Effects of Conductivity and Dielectric Behaviors on the Electrorheological Response of a Semiconductive Poly(p-phenylene) Suspension

Abstract

We considered the electrorheological (ER) properties of an anhydrous suspension based on a semiconducting polymer. In order to investigate the effects of the electrical properties of polymeric particles on the ER phenomena, poly(p-phenylene) was synthesized and endowed with semiconductivity by doping with FeCl3solutions. The dielectric behaviors of ER suspension revealed facilitated interfacial polarization for the appropriately doped suspension with intermediate conductivity of particle. These behaviors were found to be closely related with the magnitude of dynamic yield stress, which showed a maximum and then decreased with increasing conductivity of particles. Therefore, we established an optimum condition of FeCl3doping of poly(p-phenylene) showing the maximum ER activity. Dynamic viscoelastic properties of the ER suspension were also characterized for the limited case.

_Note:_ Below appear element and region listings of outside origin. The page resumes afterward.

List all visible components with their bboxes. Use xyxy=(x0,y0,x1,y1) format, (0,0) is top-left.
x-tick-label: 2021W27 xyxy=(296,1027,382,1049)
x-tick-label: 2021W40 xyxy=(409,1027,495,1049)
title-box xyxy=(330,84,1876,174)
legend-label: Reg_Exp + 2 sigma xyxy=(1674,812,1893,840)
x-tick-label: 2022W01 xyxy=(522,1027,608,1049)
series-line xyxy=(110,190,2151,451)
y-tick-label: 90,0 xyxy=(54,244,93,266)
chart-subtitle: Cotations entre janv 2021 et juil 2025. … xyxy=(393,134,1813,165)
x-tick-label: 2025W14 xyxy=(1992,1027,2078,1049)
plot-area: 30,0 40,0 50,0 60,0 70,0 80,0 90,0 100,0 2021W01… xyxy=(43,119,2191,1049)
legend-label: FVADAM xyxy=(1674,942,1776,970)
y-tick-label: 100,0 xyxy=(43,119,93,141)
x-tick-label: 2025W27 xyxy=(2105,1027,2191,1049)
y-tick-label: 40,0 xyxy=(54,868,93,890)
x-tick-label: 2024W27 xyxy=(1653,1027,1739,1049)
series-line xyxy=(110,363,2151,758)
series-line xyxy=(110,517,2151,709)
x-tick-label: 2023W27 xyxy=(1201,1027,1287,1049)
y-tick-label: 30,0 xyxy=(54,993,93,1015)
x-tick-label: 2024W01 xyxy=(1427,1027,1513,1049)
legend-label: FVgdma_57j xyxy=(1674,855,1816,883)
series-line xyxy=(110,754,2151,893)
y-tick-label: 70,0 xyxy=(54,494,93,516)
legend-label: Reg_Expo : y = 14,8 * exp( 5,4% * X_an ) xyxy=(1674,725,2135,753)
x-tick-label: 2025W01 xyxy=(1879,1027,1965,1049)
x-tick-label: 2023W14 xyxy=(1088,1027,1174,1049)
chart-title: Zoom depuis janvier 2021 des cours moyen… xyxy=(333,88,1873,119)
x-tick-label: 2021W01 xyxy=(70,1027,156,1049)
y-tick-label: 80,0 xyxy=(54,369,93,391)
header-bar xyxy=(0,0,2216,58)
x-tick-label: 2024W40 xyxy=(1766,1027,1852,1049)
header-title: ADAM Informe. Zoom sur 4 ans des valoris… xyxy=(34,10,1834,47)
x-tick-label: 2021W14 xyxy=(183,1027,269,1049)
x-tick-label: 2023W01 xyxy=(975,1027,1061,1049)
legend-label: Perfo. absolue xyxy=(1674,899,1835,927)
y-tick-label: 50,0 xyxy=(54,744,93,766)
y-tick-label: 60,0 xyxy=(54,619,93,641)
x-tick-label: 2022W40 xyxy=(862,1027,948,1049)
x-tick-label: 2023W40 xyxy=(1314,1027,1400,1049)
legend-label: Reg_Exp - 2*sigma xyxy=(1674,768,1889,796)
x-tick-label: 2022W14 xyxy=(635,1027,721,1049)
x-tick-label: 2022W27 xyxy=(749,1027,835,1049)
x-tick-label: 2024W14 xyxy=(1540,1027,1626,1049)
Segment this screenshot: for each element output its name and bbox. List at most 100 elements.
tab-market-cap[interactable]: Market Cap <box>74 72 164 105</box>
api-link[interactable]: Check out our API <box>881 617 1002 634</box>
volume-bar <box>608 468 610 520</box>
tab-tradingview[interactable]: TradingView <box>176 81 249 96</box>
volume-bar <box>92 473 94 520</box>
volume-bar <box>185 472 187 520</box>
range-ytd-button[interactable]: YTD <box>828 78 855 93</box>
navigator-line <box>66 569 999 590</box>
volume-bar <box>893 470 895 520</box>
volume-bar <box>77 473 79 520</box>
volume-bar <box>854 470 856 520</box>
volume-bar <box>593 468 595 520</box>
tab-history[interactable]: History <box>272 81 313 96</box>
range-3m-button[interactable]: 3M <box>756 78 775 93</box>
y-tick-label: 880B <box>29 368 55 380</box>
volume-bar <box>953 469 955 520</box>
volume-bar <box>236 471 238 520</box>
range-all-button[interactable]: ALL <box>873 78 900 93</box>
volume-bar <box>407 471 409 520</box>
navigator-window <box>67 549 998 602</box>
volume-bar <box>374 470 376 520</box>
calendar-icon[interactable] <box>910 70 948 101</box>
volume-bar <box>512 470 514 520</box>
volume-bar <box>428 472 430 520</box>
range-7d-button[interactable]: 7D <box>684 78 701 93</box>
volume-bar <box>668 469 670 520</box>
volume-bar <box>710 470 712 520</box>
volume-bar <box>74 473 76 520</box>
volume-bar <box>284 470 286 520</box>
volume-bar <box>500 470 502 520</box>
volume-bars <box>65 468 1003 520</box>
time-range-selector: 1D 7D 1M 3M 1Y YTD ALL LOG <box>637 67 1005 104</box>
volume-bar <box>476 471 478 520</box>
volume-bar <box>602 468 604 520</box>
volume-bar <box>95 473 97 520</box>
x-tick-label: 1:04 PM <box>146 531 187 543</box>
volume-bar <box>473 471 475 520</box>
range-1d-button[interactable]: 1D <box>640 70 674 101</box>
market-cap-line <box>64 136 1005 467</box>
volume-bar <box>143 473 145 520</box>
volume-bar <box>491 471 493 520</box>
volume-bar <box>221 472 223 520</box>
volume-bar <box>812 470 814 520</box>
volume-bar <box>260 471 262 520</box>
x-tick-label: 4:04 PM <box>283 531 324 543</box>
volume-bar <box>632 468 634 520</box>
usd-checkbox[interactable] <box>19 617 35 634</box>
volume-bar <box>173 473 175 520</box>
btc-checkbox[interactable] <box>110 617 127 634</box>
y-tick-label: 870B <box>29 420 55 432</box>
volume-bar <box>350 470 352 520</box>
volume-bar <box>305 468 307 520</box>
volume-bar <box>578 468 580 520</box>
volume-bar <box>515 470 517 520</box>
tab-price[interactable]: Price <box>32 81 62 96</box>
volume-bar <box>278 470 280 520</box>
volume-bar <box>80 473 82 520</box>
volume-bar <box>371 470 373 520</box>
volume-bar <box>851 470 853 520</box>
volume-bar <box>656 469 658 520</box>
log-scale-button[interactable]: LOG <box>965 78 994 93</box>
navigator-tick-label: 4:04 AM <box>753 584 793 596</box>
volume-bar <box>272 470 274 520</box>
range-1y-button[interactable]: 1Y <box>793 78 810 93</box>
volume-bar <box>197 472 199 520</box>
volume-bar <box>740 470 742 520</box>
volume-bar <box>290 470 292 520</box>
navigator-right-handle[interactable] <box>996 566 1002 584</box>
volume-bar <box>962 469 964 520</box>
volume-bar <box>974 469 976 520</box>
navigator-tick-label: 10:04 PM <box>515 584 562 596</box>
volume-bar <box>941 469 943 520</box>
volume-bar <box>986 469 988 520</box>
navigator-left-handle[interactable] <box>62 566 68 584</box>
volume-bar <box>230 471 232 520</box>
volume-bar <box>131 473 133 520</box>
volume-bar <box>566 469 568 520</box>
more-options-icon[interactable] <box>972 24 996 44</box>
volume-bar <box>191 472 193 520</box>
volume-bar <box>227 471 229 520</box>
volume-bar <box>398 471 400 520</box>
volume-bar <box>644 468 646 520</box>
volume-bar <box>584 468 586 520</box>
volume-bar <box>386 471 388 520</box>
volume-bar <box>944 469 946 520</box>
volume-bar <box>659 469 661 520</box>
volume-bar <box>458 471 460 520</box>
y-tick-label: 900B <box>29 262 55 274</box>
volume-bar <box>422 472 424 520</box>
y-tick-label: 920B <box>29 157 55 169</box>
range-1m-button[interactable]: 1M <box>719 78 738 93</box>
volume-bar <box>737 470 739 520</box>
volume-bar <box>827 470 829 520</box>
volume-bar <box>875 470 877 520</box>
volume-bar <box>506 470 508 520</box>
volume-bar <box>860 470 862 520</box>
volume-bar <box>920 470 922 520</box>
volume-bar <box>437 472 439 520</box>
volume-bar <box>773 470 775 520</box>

These experimental results give a clear relationship between the conductivity of semiconductive particles and their ER behaviors. Furthermore, effects of the interfacial polarization on yield stress behaviors were investigated using surfactant-activated ER suspensions. Over a wide range of temperature, our suspensions show good ER activity while retaining the low current density that would broaden the potential applicability of the ER fluids.